We are browsing between the objects, leafing through the books. The saleswoman offers to help us. We start talking about the selected objects.
“Why did you open a Japanese shop? Does it have anything to do with Japonisme?”
“I don’t think so. The owner, my friend, started this shop as a picture framer, and in the meantime she became interested in Japanese prints, so much so that they now form the profile of the shop.”
“Who is your audience, who buys Japanese prints here?”
“On the one hand, collectors from all over France. There are maybe only four such shops in the whole country, so anyone who is interested in them will come here again and again. On the other hand, a lot of young people. France is the homeland of comics, most comics are published here and in Belgium. And within that, manga, too. After Japan, most manga are published here. Manga is familiar to young people who read comics, and they quickly notice the Japanese prints that are related to them. After all, in Japan, manga and prints form a continuum. It is mainly the thirty- and forty-something generation who, having grown out of manga, can appreciate the original Japanese prints and come in and buy.”
“Do you also have Japanese visitors? What do they say? Do they buy?”

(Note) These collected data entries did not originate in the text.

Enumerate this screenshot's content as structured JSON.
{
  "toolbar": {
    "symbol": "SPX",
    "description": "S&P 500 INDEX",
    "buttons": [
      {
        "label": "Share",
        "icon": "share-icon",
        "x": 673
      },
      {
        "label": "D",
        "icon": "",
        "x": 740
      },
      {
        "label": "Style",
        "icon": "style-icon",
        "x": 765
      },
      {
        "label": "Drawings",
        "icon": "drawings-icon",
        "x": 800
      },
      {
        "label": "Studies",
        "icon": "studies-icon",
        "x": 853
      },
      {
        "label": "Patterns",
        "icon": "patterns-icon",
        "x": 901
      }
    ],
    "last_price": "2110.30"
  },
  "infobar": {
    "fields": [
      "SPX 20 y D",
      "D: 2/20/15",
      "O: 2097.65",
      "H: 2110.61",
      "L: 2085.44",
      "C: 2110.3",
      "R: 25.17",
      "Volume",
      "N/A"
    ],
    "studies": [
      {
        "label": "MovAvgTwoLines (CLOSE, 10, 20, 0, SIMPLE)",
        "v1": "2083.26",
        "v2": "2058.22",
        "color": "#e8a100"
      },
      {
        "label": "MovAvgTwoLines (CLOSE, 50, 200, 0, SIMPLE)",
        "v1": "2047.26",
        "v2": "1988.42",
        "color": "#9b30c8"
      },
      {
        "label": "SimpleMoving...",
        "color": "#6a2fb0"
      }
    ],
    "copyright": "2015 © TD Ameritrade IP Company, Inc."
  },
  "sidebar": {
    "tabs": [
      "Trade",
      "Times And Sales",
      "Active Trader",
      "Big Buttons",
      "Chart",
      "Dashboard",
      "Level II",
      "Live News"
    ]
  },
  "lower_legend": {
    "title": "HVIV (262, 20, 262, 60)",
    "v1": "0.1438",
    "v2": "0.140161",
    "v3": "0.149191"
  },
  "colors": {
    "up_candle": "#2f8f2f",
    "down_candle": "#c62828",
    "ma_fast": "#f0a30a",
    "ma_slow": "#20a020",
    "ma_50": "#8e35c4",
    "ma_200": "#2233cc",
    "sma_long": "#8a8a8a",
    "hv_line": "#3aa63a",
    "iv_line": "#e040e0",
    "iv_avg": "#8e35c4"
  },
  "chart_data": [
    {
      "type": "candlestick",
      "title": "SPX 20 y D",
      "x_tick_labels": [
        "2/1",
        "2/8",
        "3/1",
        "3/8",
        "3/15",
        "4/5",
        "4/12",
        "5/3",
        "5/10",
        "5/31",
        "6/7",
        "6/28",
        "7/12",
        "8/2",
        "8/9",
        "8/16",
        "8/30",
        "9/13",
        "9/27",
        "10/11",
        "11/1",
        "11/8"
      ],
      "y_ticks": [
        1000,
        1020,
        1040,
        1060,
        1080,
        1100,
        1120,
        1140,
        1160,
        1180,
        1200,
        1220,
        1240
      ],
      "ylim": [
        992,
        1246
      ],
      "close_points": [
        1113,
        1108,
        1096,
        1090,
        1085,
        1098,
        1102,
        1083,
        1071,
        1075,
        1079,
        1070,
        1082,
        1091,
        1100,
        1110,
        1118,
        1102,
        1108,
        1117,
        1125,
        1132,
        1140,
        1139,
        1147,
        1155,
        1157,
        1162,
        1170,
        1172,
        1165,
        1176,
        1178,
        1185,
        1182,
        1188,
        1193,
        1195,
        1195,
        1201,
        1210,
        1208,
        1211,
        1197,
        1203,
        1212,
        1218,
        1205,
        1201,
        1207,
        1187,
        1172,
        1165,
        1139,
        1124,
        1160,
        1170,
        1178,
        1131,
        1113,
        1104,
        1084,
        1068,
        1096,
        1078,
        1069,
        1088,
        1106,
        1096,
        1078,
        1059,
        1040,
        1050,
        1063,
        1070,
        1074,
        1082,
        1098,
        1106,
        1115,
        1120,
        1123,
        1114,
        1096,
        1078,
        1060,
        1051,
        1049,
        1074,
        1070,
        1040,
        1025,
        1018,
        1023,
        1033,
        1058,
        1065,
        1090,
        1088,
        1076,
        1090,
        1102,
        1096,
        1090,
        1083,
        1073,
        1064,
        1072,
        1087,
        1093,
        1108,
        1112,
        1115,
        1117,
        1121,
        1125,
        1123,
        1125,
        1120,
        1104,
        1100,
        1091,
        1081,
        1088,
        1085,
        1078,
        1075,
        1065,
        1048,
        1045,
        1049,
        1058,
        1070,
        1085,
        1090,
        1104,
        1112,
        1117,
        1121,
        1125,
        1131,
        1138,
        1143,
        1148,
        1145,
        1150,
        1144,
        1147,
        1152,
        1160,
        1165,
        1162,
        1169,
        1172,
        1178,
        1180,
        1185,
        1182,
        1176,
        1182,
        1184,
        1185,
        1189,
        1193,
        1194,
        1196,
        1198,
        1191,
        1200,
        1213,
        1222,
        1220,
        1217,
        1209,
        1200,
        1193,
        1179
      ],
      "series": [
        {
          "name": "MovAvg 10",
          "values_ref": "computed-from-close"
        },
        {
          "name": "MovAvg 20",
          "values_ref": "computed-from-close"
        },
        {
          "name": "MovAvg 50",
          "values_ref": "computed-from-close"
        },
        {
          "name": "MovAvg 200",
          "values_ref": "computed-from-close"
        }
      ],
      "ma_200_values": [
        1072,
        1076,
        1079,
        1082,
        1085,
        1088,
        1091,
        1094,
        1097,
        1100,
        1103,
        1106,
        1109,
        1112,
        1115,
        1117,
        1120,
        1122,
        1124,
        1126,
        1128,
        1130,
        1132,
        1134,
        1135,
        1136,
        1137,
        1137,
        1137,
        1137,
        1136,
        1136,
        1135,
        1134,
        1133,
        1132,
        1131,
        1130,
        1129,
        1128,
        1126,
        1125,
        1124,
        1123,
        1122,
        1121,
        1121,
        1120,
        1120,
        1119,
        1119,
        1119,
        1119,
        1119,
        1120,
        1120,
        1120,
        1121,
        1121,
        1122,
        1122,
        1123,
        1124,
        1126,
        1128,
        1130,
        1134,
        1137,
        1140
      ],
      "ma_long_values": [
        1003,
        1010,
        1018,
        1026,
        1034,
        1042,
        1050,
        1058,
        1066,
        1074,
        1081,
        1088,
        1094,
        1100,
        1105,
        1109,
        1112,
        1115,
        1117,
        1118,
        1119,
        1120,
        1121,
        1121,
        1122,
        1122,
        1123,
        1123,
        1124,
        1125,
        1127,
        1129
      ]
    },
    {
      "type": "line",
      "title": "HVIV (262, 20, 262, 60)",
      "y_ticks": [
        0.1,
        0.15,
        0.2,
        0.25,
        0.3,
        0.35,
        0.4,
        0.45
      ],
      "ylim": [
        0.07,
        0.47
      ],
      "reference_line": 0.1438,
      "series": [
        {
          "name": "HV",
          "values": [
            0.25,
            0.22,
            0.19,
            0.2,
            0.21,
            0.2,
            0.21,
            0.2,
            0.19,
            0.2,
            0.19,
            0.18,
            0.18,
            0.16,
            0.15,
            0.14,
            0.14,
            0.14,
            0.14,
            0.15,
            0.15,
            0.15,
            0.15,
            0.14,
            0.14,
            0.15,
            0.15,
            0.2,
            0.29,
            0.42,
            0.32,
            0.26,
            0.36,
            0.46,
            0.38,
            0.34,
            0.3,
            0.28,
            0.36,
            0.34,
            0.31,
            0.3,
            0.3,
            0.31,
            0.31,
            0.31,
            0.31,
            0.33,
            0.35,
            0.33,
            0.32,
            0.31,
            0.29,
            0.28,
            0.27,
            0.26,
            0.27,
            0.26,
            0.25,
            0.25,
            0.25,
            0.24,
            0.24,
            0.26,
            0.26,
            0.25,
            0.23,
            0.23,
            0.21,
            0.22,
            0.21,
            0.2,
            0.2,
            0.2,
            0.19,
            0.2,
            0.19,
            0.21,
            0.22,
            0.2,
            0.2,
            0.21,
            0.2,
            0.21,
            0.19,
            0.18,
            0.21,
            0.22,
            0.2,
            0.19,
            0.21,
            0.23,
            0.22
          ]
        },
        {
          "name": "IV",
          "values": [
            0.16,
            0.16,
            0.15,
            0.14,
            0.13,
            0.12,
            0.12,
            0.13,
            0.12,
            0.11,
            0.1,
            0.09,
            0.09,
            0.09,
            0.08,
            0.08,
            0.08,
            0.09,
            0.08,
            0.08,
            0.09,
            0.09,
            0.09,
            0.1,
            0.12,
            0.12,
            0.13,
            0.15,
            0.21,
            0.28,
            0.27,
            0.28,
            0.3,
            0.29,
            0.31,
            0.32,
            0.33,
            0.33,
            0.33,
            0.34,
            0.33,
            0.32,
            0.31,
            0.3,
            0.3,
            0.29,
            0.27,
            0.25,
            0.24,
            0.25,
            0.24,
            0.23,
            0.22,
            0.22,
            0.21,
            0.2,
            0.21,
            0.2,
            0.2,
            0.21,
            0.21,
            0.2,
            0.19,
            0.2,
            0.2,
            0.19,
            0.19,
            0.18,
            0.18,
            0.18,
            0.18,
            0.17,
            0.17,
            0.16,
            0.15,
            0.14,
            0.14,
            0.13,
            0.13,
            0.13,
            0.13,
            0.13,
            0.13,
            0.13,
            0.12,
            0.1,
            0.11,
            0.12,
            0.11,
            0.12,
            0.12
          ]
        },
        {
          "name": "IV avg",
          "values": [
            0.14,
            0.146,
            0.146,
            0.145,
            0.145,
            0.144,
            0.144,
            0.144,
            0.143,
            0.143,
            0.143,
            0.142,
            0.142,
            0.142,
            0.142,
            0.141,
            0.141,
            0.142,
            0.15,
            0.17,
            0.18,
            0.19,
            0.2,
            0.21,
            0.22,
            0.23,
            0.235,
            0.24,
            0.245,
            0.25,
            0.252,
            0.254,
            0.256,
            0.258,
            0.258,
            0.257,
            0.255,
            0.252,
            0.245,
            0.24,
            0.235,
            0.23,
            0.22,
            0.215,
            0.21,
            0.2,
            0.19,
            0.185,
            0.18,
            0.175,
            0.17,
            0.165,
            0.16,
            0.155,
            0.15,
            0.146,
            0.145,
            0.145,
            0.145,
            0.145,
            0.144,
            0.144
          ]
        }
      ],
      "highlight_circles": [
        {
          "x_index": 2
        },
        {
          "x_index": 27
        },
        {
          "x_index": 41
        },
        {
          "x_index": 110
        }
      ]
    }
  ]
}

“Yes, Japanese tourists also come in, and they are very surprised, even touched. Japanese people do not know how popular Japanese prints are in the West, especially in France, and they are shocked that there is a special shop for them here. But they don’t buy. In Japan, classical prints don’t have such a large audience anymore. They still make modern paraphrases,” she points out a few, “but even that is rare, because the genre is too laborious, few people undertake it anymore.”